Он поднимает глаза от кроссворда и пожимает плечами.
– Об этом надо спросить тех, кто приволок сюда все это барахло. Свалку устроили.
Проходит несколько часов. Запас еды съеден, кроссворды разгаданы, мой провожатый спит, привалившись спиной к дереву. Я уже несколько раз обошла и эту поляну, и соседнюю – никого.
Уже почти девять. Провожатый просыпается.
– Хорошо я поспал, а то последнее время сплю по несколько часов. Этой ночью младший мой не давал – зубы у него режутся…
Он достает бумажник и протягивает фотографию.
– Младший? А сколько их у вас?
- Четверо. Пока четверо, а дальше как Бог даст. Старший в этом году в армию пошел.

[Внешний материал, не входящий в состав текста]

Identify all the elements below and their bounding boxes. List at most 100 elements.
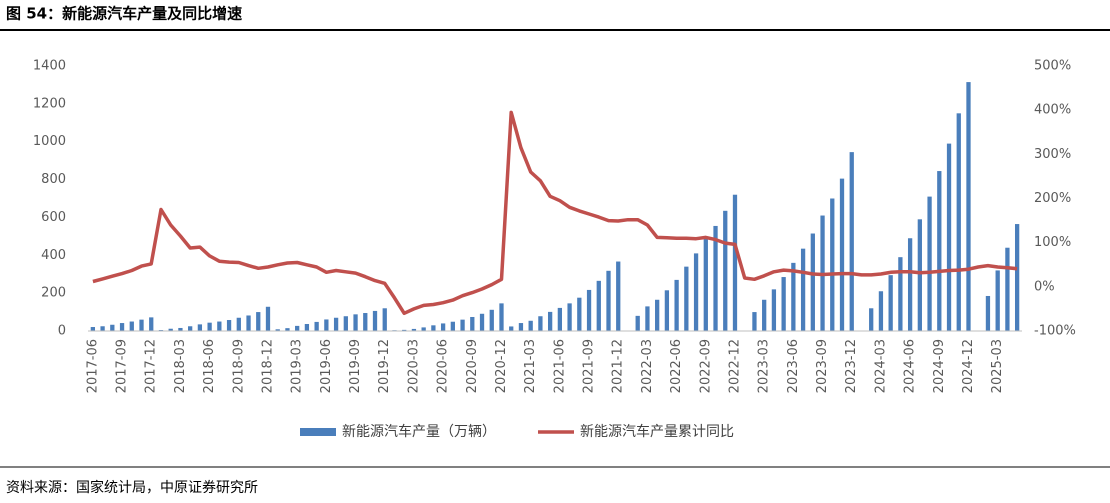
bar	[460, 319, 465, 331]
bar	[723, 210, 728, 331]
x-tick-label: 2024-09	[932, 339, 947, 393]
bar	[402, 329, 407, 331]
x-tick-label: 2017-06	[85, 339, 100, 393]
x-tick-label: 2022-12	[727, 339, 742, 393]
bar	[499, 303, 504, 331]
bar	[927, 196, 932, 331]
bar	[985, 295, 991, 331]
bar	[431, 325, 436, 331]
bar	[937, 171, 942, 331]
x-tick-label: 2019-06	[319, 339, 334, 393]
bar	[149, 317, 154, 331]
x-tick-label: 2017-09	[115, 339, 130, 393]
bar	[470, 316, 475, 331]
bar	[664, 290, 670, 331]
bar	[295, 325, 300, 331]
x-tick-label: 2017-12	[144, 339, 159, 393]
bar	[810, 233, 815, 331]
bar	[343, 316, 348, 331]
bar	[178, 327, 183, 331]
bar	[567, 303, 572, 331]
bar	[655, 299, 660, 331]
x-tick-label: 2020-12	[494, 339, 509, 393]
source: 资料来源：国家统计局，中原证券研究所	[6, 479, 258, 496]
bar	[586, 289, 592, 331]
bar	[577, 297, 582, 331]
bar	[878, 291, 884, 331]
x-tick-label: 2024-12	[961, 339, 976, 393]
bar	[762, 299, 767, 331]
x-tick-label: 2021-12	[611, 339, 626, 393]
bar	[781, 277, 786, 331]
bar	[353, 314, 358, 331]
x-tick-label: 2019-12	[377, 339, 392, 393]
bar	[518, 323, 524, 331]
bar	[830, 198, 835, 331]
bar	[713, 225, 718, 331]
x-tick-label: 2024-06	[903, 339, 918, 393]
bar	[236, 317, 241, 331]
bar	[703, 238, 708, 331]
chart-title: 图 54：新能源汽车产量及同比增速	[6, 5, 242, 23]
bar	[333, 317, 339, 331]
x-tick-label: 2024-03	[873, 339, 888, 393]
bar	[645, 306, 650, 331]
bar	[265, 306, 271, 331]
x-tick-label: 2018-06	[202, 339, 217, 393]
bar	[207, 322, 212, 331]
y-tick-label: 600	[41, 210, 66, 225]
x-tick-label: 2018-03	[173, 339, 188, 393]
y-tick-label: 0	[58, 324, 66, 339]
bar	[489, 309, 494, 331]
x-tick-label: 2019-09	[348, 339, 363, 393]
x-tick-label: 2021-03	[523, 339, 538, 393]
bar	[616, 261, 621, 331]
line	[92, 110, 1018, 316]
bar	[538, 316, 543, 331]
x-tick-label: 2021-06	[552, 339, 567, 393]
x-tick-label: 2023-06	[786, 339, 801, 393]
y-tick-label: 200	[41, 286, 66, 301]
bar	[90, 327, 96, 331]
bar	[528, 320, 533, 331]
bar	[839, 178, 845, 331]
bar	[752, 312, 757, 331]
bar	[907, 238, 913, 331]
bar	[684, 266, 689, 331]
x-tick-label: 2020-06	[436, 339, 451, 393]
bar	[1014, 224, 1020, 331]
bar	[635, 315, 640, 331]
bar	[849, 152, 854, 331]
bar	[956, 113, 961, 331]
bar	[898, 257, 903, 331]
y2-tick-label: 400%	[1034, 103, 1071, 118]
y-tick-label: 1200	[33, 96, 66, 111]
x-tick-label: 2022-03	[640, 339, 655, 393]
bar	[324, 319, 329, 331]
bar	[509, 326, 514, 331]
bar	[256, 312, 261, 331]
bar	[275, 329, 280, 331]
bar	[363, 313, 368, 331]
bar	[139, 319, 144, 331]
bar	[966, 82, 971, 331]
bar	[372, 310, 378, 331]
bar	[197, 324, 203, 331]
x-tick-label: 2018-09	[231, 339, 246, 393]
legend-swatch	[300, 428, 336, 436]
y-tick-label: 400	[41, 248, 66, 263]
x-tick-label: 2018-12	[260, 339, 275, 393]
bar	[226, 320, 232, 331]
bar	[110, 324, 115, 331]
y2-tick-label: 500%	[1034, 59, 1071, 74]
bar	[285, 328, 290, 331]
x-tick-label: 2022-09	[698, 339, 713, 393]
x-tick-label: 2020-09	[465, 339, 480, 393]
bar	[771, 289, 777, 331]
x-tick-label: 2023-09	[815, 339, 830, 393]
bar	[693, 253, 699, 331]
bar	[791, 262, 796, 331]
bar	[217, 321, 222, 331]
bar	[382, 308, 387, 331]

– Ладно, давайте собираться, – с тоской говорю я. – Наверняка он устал от всех этих паломников. И я туда же...
– Это да, в последнее время у меня даже бизнес наладился – водить сюда экскурсии. Японцев много, немцев… Теперь он еще пугливее стал.
Мы выходим из рощи, и я бросаю прощальный взгляд на дерево – не машет ли он на прощание, радуясь, что мы наконец оставили его в покое. Птицы переговариваются в кроне, готовясь к ночлегу. Мы проходим в соседнюю рощу, где живет «младший брат», но его тоже не видно.

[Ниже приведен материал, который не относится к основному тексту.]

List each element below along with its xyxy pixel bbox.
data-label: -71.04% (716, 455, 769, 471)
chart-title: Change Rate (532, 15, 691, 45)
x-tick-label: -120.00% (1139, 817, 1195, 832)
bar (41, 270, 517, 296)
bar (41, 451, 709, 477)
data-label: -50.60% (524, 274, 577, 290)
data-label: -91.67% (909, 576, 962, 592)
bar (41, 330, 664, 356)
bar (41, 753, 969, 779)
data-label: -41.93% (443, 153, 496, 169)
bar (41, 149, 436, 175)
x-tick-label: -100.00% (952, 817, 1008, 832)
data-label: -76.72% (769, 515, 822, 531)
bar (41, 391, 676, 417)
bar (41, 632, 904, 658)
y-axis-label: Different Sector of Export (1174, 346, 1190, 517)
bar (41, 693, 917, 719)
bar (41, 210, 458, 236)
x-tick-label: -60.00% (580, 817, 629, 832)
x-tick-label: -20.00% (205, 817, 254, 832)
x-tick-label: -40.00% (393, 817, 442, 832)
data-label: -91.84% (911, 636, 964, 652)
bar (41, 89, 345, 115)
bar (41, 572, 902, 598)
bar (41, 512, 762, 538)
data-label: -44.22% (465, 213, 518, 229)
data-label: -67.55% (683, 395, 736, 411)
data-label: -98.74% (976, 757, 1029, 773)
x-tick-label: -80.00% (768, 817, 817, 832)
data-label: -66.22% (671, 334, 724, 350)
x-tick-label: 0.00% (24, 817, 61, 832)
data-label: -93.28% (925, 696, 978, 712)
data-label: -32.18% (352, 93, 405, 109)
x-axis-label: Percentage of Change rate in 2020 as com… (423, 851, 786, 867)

– Не расстраивайтесь, – говорит провожатый. – Их и в городе можно встретить. На прошлой неделе я встретил «младшего» около музея Израиля.
– И как он выглядит?
– Ну фрик такой, сразу видно. Всегда в одном и том же, но аккуратный. И не пахнет от него, как от «старшего». Такая маленькая бойкая канарейка: желтые шляпа, куртка и бриджи, гольфы клетчатые, темные круглые очки, как у Леннона. И очень быстро ходит.

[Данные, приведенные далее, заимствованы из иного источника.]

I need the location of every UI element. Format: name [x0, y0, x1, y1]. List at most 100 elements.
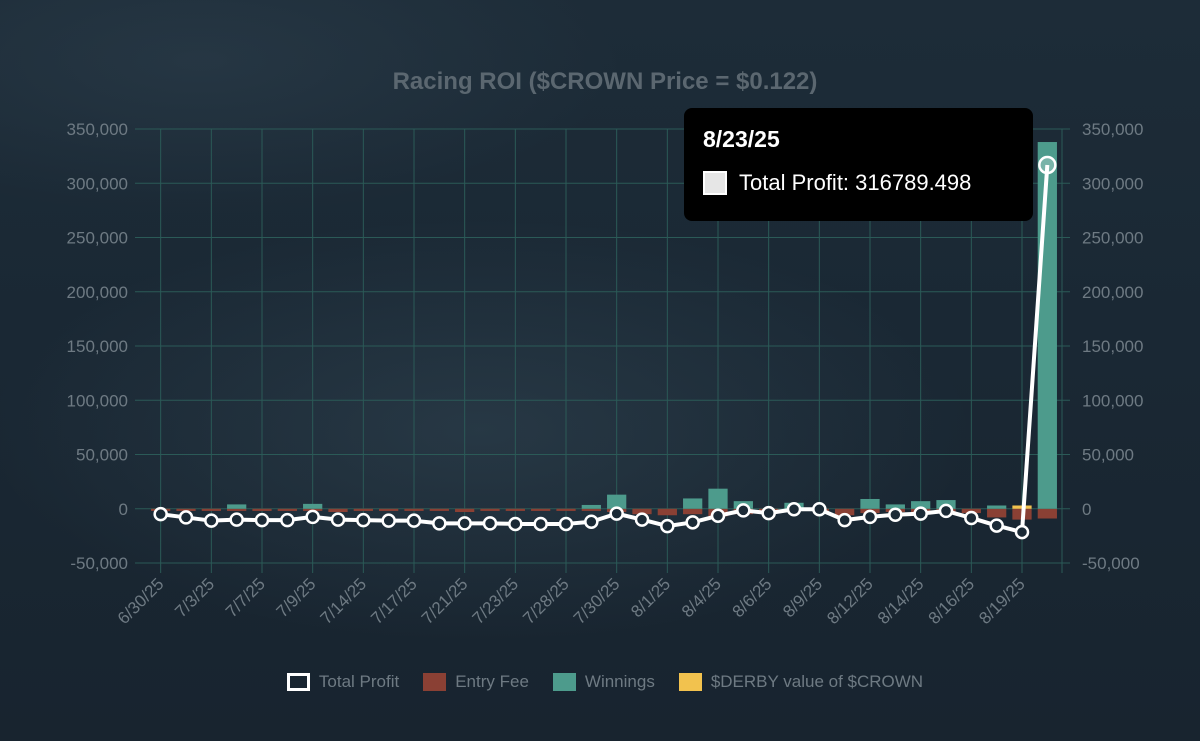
bar-winnings: [1037, 142, 1057, 509]
bar-entry-fee: [455, 508, 475, 513]
point-total-profit: [938, 503, 954, 519]
x-tick-label: 7/9/25: [273, 574, 320, 621]
bar-winnings: [607, 494, 627, 509]
point-total-profit: [432, 516, 447, 531]
x-tick-label: 8/6/25: [729, 574, 776, 621]
point-total-profit: [609, 506, 624, 521]
y-tick-label-left: 150,000: [67, 337, 128, 356]
point-total-profit: [888, 507, 903, 522]
point-total-profit: [280, 512, 295, 528]
legend-swatch-winnings: [552, 673, 576, 691]
x-tick-label: 8/9/25: [779, 574, 826, 621]
legend-swatch-entry-fee: [423, 673, 447, 691]
y-tick-label-right: 50,000: [1082, 446, 1134, 465]
y-tick-label-right: 250,000: [1082, 229, 1143, 248]
legend-item-winnings[interactable]: Winnings: [552, 672, 655, 692]
x-tick-label: 7/7/25: [222, 574, 269, 621]
tooltip-row: Total Profit: 316789.498: [703, 170, 1014, 196]
point-total-profit: [913, 506, 928, 521]
bar-entry-fee: [277, 508, 297, 511]
point-total-profit: [381, 513, 396, 528]
x-tick-label: 8/14/25: [874, 574, 928, 628]
x-tick-label: 7/28/25: [519, 574, 573, 628]
point-total-profit: [710, 508, 726, 524]
y-tick-label-left: 250,000: [67, 229, 128, 248]
y-tick-label-left: 50,000: [76, 446, 128, 465]
legend-label-total-profit: Total Profit: [318, 672, 400, 691]
bar-winnings: [860, 498, 880, 509]
bar-entry-fee: [683, 508, 703, 515]
point-total-profit: [660, 518, 675, 534]
bar-entry-fee: [835, 508, 855, 516]
point-total-profit: [457, 516, 472, 531]
y-tick-label-left: 100,000: [67, 391, 128, 410]
bar-entry-fee: [1037, 508, 1057, 519]
bar-entry-fee: [987, 508, 1007, 518]
y-tick-label-right: 150,000: [1082, 337, 1143, 356]
point-total-profit: [964, 510, 979, 526]
point-total-profit: [786, 502, 802, 517]
legend-label-derby-value: $DERBY value of $CROWN: [710, 672, 924, 691]
y-tick-label-left: -50,000: [70, 554, 128, 573]
point-total-profit: [356, 512, 371, 528]
legend-item-derby-value[interactable]: $DERBY value of $CROWN: [678, 672, 924, 692]
bar-winnings: [885, 504, 905, 509]
bar-entry-fee: [176, 508, 196, 511]
point-total-profit: [482, 516, 498, 531]
bar-entry-fee: [379, 508, 399, 511]
point-total-profit: [229, 512, 244, 527]
bar-entry-fee: [328, 508, 348, 513]
point-total-profit: [178, 510, 194, 525]
bar-entry-fee: [480, 508, 500, 511]
y-tick-label-left: 300,000: [67, 174, 128, 193]
point-total-profit: [558, 516, 574, 532]
bar-entry-fee: [581, 508, 601, 511]
bar-winnings: [227, 504, 247, 509]
x-tick-label: 7/21/25: [418, 574, 472, 628]
x-tick-label: 8/12/25: [823, 574, 877, 628]
legend-swatch-derby-value: [678, 673, 702, 691]
point-total-profit: [305, 509, 320, 525]
x-tick-label: 7/30/25: [570, 574, 624, 628]
y-tick-label-right: 300,000: [1082, 174, 1143, 193]
y-tick-label-right: -50,000: [1082, 554, 1140, 573]
bar-entry-fee: [632, 508, 652, 515]
point-total-profit: [837, 512, 852, 528]
y-tick-label-right: 100,000: [1082, 391, 1143, 410]
point-total-profit: [761, 505, 776, 521]
point-total-profit: [989, 518, 1004, 533]
point-total-profit: [812, 502, 827, 517]
chart-legend: Total Profit Entry Fee Winnings $DERBY v…: [0, 672, 1200, 692]
point-total-profit: [254, 512, 270, 528]
point-total-profit: [153, 506, 168, 522]
point-total-profit: [1014, 524, 1030, 540]
bar-winnings: [303, 503, 323, 509]
point-total-profit: [406, 513, 422, 528]
point-total-profit-active: [1038, 155, 1057, 175]
chart-tooltip: 8/23/25 Total Profit: 316789.498: [684, 108, 1033, 221]
x-tick-label: 8/1/25: [627, 574, 674, 621]
bar-entry-fee: [531, 508, 551, 511]
point-total-profit: [204, 513, 219, 528]
bar-winnings: [987, 505, 1007, 509]
point-total-profit: [533, 516, 548, 532]
bar-entry-fee: [505, 508, 525, 511]
x-tick-label: 8/19/25: [975, 574, 1029, 628]
chart-title: Racing ROI ($CROWN Price = $0.122): [392, 68, 818, 95]
tooltip-title: 8/23/25: [703, 126, 780, 152]
bar-winnings: [911, 501, 931, 509]
y-tick-label-right: 200,000: [1082, 283, 1143, 302]
tooltip-swatch: [703, 171, 727, 195]
y-tick-label-right: 350,000: [1082, 120, 1143, 139]
point-total-profit: [584, 514, 599, 530]
bar-entry-fee: [353, 508, 373, 511]
bar-entry-fee: [252, 508, 272, 511]
legend-item-total-profit[interactable]: Total Profit: [286, 672, 400, 692]
x-tick-label: 7/17/25: [367, 574, 421, 628]
point-total-profit: [634, 512, 650, 527]
bar-entry-fee: [429, 508, 449, 511]
legend-label-entry-fee: Entry Fee: [455, 672, 529, 691]
legend-item-entry-fee[interactable]: Entry Fee: [423, 672, 529, 692]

– Да вы прямо поэт, вам писать надо.
– Так я и пишу, – смущается он. – Весь шкаф забит тетрадями.
Мы идем по тропинке, по бокам – выжженная трава, свалка, покосившиеся металлические заборы.
– Неуютно тут, – говорю я.
– Да уж, не хотел бы я здесь жить, – подхватывает мой провожатый и закуривает. – А вот и он, – тихо говорит он и опускает голову.
– Кто?
– Да ваш герой.
От неожиданности я останавливаюсь. Из-за поворота широким шагом выходит высокий худой человек – светлая куртка болтается, штаны ему тоже явно велики, в руке пустой пакет, волосы спутаны. Ему лет тридцать. Правильные черты, красивое библейское лицо. Голубые глаза устремлены вперед и немного вверх, на губах улыбка. Когда он проходит мимо, то переводит взгляд на меня, я не выдерживаю и отвожу глаза. Мне показалось, он усмехнулся. Прекрасный одинокий безумец. Он стремительно удаляется. У меня сердце закололо. Я смотрю ему вслед, пока он не скрывается за деревьями. Почему так больно?